BEETHOVEN 200 YEARS AGO TODAY: Monday, June 23, 1823
Beethoven’s eye infection clears up significantly today, for at least a week, because in a letter to Archduke Rudolph written on July 1 he notes that it had gotten better 8 days earlier. Brandenburg Letter 1686.
Beethoven makes a note that he should send Karl a Kugelhupf breakfast cake [a yeasted ring cake with raisins], since he doesn’t get anything but a little croissant for breakfast at Blöchlinger’s. Also, Karl needs some clothes brushes. Finally, Beethoven makes a note of the subscription rate for the Wiener Zeitung as being 3 fl. 45 kr. C.M. for three months.
Conversation Book 34, 31v-31r.
Beethoven writes a lengthy undated letter in three parts to unpaid assistant Anton Schindler. Beethoven begins by warning Schindler not to take seriously the remarks made about the King of Prussia. Brother Johann also should not say anything.
The Variations op.120 were left behind, and he asks that Schindler give them to the housekeeper on one of her regular trips into the City. [This probably refers to the eight copies on fine paper that Diabelli had promised Beethoven; he appears to have received them but forgotten them at his apartment in the City on one of his regular trips in to conduct business, most likely yesterday.] Also he should forward the copies intended for London. Beethoven is losing patience with Schindler: “Don’t just act according to your own conceits, because everything is going wrong. You are acting like a blind executor, of which we unfortunately have plenty of examples.”

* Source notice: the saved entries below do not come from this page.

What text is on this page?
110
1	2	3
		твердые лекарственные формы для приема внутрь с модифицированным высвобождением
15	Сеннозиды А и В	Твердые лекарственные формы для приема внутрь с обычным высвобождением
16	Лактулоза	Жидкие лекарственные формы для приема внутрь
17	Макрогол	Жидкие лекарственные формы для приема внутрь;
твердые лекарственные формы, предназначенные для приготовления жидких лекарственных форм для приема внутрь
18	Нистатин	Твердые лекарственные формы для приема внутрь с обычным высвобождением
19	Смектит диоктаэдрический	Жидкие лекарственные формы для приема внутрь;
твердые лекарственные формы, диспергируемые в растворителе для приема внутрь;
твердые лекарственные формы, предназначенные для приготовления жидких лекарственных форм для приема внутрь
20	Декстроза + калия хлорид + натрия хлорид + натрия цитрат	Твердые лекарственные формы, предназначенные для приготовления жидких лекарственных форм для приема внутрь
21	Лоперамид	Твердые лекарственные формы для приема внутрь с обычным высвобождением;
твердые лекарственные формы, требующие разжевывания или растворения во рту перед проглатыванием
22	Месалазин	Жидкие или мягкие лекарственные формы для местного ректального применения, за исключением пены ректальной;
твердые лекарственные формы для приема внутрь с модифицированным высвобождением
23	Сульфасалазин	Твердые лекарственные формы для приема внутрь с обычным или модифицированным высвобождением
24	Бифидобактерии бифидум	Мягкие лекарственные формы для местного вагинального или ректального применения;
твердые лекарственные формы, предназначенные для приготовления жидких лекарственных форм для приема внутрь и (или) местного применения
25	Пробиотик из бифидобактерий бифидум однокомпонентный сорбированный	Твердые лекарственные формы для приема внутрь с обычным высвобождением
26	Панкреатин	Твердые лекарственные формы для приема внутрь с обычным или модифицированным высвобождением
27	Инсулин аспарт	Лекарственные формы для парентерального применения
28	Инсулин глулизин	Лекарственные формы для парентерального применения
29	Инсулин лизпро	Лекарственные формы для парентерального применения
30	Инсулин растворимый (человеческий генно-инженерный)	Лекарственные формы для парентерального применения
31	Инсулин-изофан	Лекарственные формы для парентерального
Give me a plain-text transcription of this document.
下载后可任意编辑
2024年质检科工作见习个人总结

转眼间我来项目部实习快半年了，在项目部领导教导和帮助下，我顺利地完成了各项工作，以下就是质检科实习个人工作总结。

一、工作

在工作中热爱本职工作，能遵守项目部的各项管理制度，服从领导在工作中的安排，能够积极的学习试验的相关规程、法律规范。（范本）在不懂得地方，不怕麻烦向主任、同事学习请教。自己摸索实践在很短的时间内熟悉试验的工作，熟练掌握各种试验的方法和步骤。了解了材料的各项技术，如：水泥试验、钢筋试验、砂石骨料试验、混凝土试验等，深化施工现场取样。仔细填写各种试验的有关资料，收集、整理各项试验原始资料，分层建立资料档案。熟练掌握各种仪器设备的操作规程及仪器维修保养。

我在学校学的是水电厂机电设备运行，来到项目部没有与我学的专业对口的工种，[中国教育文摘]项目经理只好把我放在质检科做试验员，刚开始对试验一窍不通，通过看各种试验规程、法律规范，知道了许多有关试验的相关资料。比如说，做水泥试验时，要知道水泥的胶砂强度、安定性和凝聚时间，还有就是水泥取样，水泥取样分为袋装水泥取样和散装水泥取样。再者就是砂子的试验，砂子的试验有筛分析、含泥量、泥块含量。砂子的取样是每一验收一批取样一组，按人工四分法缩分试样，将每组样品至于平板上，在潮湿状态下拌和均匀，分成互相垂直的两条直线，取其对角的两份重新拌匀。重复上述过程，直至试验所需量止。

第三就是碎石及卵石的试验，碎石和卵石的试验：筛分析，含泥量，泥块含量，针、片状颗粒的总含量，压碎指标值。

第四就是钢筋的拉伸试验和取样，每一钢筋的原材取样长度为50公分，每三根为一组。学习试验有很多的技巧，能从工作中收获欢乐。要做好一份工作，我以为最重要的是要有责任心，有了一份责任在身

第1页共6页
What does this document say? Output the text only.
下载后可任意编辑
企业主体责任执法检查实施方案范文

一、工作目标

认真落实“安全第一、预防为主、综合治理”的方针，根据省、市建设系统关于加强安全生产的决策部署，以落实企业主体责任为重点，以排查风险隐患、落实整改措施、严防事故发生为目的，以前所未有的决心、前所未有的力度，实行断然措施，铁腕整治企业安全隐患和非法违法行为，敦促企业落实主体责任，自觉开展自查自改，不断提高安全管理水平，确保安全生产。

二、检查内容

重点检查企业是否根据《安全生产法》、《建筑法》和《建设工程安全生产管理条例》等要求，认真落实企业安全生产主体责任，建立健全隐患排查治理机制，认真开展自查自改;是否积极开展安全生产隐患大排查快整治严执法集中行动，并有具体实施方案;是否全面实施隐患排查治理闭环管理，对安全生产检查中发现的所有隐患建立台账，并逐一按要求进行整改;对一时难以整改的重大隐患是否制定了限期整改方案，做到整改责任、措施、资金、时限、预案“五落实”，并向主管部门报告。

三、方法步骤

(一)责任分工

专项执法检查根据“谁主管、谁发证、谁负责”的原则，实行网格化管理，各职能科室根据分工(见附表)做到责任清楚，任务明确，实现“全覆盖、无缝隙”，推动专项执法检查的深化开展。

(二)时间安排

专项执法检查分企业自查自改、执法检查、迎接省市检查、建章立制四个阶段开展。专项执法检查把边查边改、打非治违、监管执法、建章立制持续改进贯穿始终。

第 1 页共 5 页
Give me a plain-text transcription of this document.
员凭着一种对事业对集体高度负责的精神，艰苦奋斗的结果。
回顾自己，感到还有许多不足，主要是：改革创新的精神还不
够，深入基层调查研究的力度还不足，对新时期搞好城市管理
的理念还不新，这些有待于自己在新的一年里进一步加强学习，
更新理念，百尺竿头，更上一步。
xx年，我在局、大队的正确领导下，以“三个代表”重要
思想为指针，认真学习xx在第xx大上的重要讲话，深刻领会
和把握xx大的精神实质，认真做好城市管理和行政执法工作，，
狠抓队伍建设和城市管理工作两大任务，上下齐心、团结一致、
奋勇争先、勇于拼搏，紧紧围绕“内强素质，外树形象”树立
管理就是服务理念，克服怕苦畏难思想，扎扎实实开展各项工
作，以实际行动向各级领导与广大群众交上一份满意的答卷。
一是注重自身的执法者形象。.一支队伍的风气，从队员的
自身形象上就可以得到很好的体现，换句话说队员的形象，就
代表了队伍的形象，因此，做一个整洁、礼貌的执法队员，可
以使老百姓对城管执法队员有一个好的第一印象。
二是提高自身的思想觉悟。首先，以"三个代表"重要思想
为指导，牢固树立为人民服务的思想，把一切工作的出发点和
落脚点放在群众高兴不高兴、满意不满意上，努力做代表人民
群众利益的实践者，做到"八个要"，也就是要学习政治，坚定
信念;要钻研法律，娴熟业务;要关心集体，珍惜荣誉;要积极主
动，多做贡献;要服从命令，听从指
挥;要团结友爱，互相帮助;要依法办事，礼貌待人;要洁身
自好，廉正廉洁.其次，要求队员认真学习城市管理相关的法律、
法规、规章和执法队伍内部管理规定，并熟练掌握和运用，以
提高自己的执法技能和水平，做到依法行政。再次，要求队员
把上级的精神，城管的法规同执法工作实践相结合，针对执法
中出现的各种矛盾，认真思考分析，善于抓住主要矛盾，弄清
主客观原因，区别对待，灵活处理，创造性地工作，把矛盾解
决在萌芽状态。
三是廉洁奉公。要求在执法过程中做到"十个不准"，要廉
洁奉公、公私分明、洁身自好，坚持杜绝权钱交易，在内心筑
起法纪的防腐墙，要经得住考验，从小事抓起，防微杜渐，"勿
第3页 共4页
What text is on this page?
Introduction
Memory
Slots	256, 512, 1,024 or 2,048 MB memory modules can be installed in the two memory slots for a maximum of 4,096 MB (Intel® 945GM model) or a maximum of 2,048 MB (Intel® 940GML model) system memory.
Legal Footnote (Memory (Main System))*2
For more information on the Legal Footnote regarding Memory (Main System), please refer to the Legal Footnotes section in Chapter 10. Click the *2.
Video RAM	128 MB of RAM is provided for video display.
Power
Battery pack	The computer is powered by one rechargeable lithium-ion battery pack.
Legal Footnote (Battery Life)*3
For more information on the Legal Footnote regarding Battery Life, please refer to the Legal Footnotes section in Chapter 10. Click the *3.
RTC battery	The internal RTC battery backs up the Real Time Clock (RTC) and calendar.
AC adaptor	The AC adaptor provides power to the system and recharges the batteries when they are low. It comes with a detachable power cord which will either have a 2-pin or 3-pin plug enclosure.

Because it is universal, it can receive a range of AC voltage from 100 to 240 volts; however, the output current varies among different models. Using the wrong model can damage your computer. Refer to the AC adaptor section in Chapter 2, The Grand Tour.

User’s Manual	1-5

The second part asks about the diploma [for Beethoven’s admission into the Swedish Royal Academy of Music] and where it was put before it had to be sent to the Emperor for approval, and how long ago it was dispatched. “I’m asking you not to take a single step for yourself until you explain to me again about the miserable business with Prince Esterházy?” [Beethoven must have received the Prince’s refusal to subscribe to the Missa Solemnis, and can hardly believe it. Beethoven had considered giving the Prince a free copy in hopes of receiving a kapellmeister appointment, but was talked out of that by Schindler in favor of asking for the usual 50 ducats. And now Beethoven has neither from Esterházy, and seems to be blaming Schindler. A further eight lines of what appear to be ranting at Schindler are crossed out, probably by Schindler, so that they are mostly illegible.]
In the final part, Beethoven says, “Inquire with the arch-lout Diabelli, when the re-engraved Sonata in C minor [op.111] from the French edition is to be completed, because I want to proofread and correct it. I have requested four copies of it for myself, one of which is to be printed on beautiful paper for the Cardinal [Archduke Rudolph]. Should he act in his usual loutish ways, I will come and personally sing him a bass aria in his shop so that it may resound both in his shop and on Graben.” [Diabelli’s shop was at Graben, Nr.1133. Schindler notes on the letter that Diabelli was unimpressed by this threat, and said that he would transcribe the bass aria, have it engraved and even pay him for it. Beethoven was more polite to Diabelli after that, according to the always unreliable Schindler.]
Brandenburg Letter 1685, Anderson Letter 1179. This three-page letter is held by the Berlin Staatsbibliothek (aut. 36,25). It seems likely that Beethoven, who had already corrected the proof once, wished to transfer his further corrections to the engraver’s example to be sent to London, which had already been completed. This results in further delays, such that the London copy does not depart until July. This added delay will have important consequences.
In today’s Wiener Zeitung at 578, Johann Cappi advertises for sale the last three piano sonatas of Beethoven, op.109, 110 and 111. Cappi also offers the second editions of piano arrangements of the Overtures to Beethoven’s Coriolan and Egmont. These arrangements were neither arranged by, nor approved by, the composer.